Essays

Why Batching Bends My Brain

Apr 19, 2026

Batching is one of those ideas that seems obvious until you try to reason about it carefully. The idea is that instead of running the model once per request, you group requests together and run them at the same time. More work per pass. Better use of the hardware. Faster overall.

But the deeper I go, the weirder it gets.

The first thing that confused me is that batching is basically free from the model side. A batch of eight sequences takes almost the same time as a batch of one, up to a point. That is because the GPU spends most of its time moving weights around, and once the weights are loaded, running them on more data does not cost much extra. This is the part that makes batching look magical.

The second thing that confused me is that batching in inference is not the same as batching in training. In training everyone is doing the same thing at the same time, so grouping is natural. In inference, each user is at a different point in their sequence. Some are just starting. Some are near the end. Some are short. Some are long. Grouping them cleanly is much harder than it sounds.

Continuous batching, from what I understand, is the trick that makes this work in practice. Instead of waiting for a batch to finish, you swap requests in and out as they finish. New ones join. Old ones leave. The batch is always full, more or less.

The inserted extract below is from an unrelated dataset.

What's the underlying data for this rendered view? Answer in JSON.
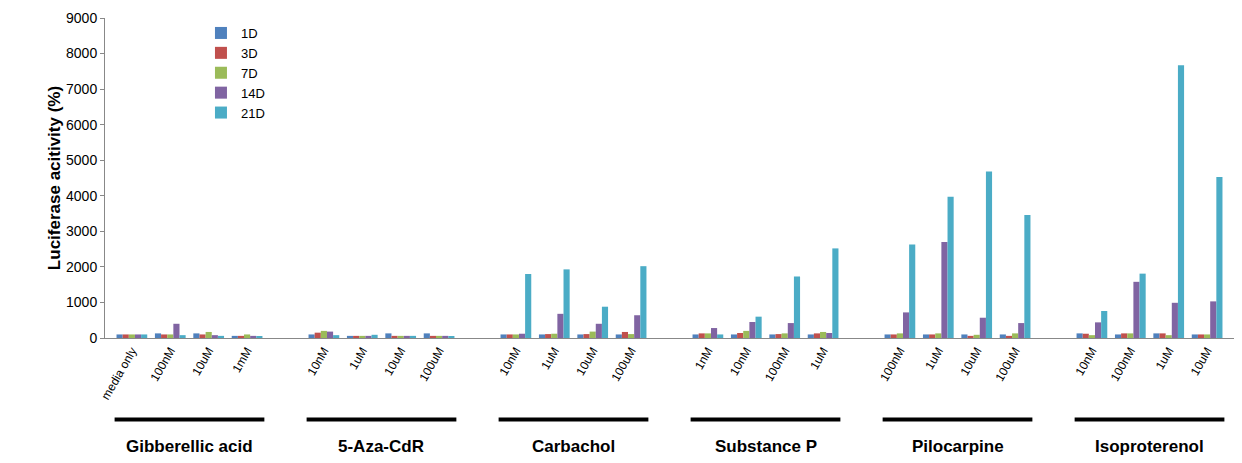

This feels obvious in hindsight but I have no idea how I would have thought of it on my own.

The part I still do not fully grasp is how batching interacts with latency. A larger batch is more efficient, but a request in a larger batch might wait longer before it starts. If you want low latency for one user, sometimes you want a smaller batch. If you want high throughput across all users, you want a bigger one. The optimal choice depends on what you are actually optimizing for, and that answer is rarely obvious.

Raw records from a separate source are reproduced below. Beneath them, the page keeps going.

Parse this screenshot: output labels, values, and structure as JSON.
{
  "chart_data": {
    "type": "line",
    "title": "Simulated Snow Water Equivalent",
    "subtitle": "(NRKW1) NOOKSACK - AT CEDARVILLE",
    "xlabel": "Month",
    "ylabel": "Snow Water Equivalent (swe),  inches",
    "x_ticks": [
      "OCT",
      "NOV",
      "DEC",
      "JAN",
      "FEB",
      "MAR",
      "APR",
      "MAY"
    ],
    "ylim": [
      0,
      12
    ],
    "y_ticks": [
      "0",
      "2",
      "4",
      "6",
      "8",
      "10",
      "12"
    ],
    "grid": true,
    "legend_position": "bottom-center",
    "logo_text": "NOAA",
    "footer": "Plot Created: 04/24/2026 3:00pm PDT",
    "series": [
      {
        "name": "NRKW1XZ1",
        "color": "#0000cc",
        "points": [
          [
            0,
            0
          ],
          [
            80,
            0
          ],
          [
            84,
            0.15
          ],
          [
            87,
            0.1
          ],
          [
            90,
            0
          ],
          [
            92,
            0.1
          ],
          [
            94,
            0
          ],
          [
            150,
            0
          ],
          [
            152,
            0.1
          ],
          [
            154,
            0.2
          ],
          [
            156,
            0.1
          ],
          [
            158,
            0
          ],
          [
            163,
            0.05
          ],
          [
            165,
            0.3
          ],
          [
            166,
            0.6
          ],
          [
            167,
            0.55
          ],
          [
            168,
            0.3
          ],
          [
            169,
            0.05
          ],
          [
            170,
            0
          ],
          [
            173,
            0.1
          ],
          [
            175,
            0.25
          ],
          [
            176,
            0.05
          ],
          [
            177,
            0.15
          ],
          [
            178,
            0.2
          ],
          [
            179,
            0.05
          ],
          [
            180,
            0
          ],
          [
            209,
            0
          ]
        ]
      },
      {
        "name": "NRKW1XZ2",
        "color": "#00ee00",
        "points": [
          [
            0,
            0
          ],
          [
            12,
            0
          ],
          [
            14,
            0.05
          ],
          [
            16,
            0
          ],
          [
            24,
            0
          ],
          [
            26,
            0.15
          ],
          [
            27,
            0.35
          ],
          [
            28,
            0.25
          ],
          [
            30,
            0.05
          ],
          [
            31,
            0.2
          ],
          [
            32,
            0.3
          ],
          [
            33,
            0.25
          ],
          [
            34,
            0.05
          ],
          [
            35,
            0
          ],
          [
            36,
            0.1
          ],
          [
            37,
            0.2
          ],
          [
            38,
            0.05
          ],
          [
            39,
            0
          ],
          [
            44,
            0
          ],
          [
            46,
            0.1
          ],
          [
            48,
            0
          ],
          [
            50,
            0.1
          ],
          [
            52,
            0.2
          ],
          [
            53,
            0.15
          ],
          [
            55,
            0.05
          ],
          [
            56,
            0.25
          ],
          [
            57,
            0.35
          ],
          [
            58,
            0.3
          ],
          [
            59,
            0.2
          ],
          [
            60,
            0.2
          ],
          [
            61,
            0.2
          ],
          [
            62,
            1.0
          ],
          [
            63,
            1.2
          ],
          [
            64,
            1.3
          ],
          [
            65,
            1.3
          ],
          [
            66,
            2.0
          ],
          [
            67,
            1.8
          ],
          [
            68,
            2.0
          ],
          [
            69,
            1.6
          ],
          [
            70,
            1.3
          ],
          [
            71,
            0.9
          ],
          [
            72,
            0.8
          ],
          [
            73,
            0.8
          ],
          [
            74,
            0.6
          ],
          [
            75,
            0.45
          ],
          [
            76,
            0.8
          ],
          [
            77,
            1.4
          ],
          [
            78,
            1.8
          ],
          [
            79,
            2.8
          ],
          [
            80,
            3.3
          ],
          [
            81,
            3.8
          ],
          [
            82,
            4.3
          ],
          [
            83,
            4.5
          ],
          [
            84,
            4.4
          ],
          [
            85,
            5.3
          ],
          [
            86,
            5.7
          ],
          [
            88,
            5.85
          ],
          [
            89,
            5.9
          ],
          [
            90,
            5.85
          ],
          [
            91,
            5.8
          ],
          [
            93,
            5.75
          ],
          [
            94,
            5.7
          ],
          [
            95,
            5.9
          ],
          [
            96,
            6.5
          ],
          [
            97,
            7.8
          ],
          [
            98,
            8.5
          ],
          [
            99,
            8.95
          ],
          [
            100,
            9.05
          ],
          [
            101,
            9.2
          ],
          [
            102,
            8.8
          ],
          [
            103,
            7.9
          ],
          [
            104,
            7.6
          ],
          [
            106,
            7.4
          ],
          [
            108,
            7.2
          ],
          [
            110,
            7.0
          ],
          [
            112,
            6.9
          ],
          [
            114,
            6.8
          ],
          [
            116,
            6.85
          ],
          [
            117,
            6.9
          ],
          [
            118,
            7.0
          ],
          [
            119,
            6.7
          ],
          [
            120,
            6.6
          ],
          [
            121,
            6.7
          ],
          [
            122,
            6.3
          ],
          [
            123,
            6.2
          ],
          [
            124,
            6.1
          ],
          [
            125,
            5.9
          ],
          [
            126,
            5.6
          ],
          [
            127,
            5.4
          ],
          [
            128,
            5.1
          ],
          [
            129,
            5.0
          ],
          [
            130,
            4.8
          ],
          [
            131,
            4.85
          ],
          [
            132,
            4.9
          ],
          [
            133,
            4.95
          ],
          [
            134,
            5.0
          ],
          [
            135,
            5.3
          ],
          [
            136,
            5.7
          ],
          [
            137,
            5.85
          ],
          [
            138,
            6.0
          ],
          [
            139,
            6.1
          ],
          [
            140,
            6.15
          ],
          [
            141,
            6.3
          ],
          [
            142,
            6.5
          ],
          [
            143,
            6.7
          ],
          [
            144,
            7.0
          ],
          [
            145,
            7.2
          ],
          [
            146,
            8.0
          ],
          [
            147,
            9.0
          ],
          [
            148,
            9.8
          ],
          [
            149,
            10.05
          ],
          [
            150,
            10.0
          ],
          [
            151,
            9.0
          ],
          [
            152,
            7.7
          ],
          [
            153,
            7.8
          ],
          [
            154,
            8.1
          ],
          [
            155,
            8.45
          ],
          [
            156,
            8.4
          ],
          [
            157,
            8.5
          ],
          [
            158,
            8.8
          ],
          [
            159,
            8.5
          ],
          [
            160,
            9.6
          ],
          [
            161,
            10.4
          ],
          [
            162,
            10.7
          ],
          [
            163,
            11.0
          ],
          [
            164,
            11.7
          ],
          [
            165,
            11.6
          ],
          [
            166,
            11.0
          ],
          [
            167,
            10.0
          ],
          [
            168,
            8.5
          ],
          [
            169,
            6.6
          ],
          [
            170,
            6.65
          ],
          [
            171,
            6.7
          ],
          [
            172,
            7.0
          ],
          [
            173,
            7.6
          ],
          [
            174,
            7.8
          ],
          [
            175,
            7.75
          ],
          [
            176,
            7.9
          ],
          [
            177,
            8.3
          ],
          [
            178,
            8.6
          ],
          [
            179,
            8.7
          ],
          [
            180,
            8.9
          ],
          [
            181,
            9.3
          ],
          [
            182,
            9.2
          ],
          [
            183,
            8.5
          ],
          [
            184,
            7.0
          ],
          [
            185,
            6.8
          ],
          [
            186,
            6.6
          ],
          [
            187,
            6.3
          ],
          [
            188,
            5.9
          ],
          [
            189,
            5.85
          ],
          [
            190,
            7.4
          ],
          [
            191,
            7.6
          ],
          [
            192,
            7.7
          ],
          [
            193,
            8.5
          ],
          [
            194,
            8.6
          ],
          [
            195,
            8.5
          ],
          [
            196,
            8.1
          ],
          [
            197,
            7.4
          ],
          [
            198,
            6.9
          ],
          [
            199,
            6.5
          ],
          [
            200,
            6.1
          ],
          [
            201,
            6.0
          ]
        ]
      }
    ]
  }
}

I also keep running into the fact that batching changes memory patterns in ways I did not expect. Bigger batches need more memory for activations. Longer sequences push you into different regimes entirely. Sometimes adding one more request to a batch makes everything slower because of a cache eviction I did not see coming.

I think the honest summary is that batching taught me that inference is not really about the model. It is about scheduling. It is about figuring out which pieces of work to do together, in what order, on which hardware. The model is almost a detail inside a larger scheduling problem. That is not how I used to think about it.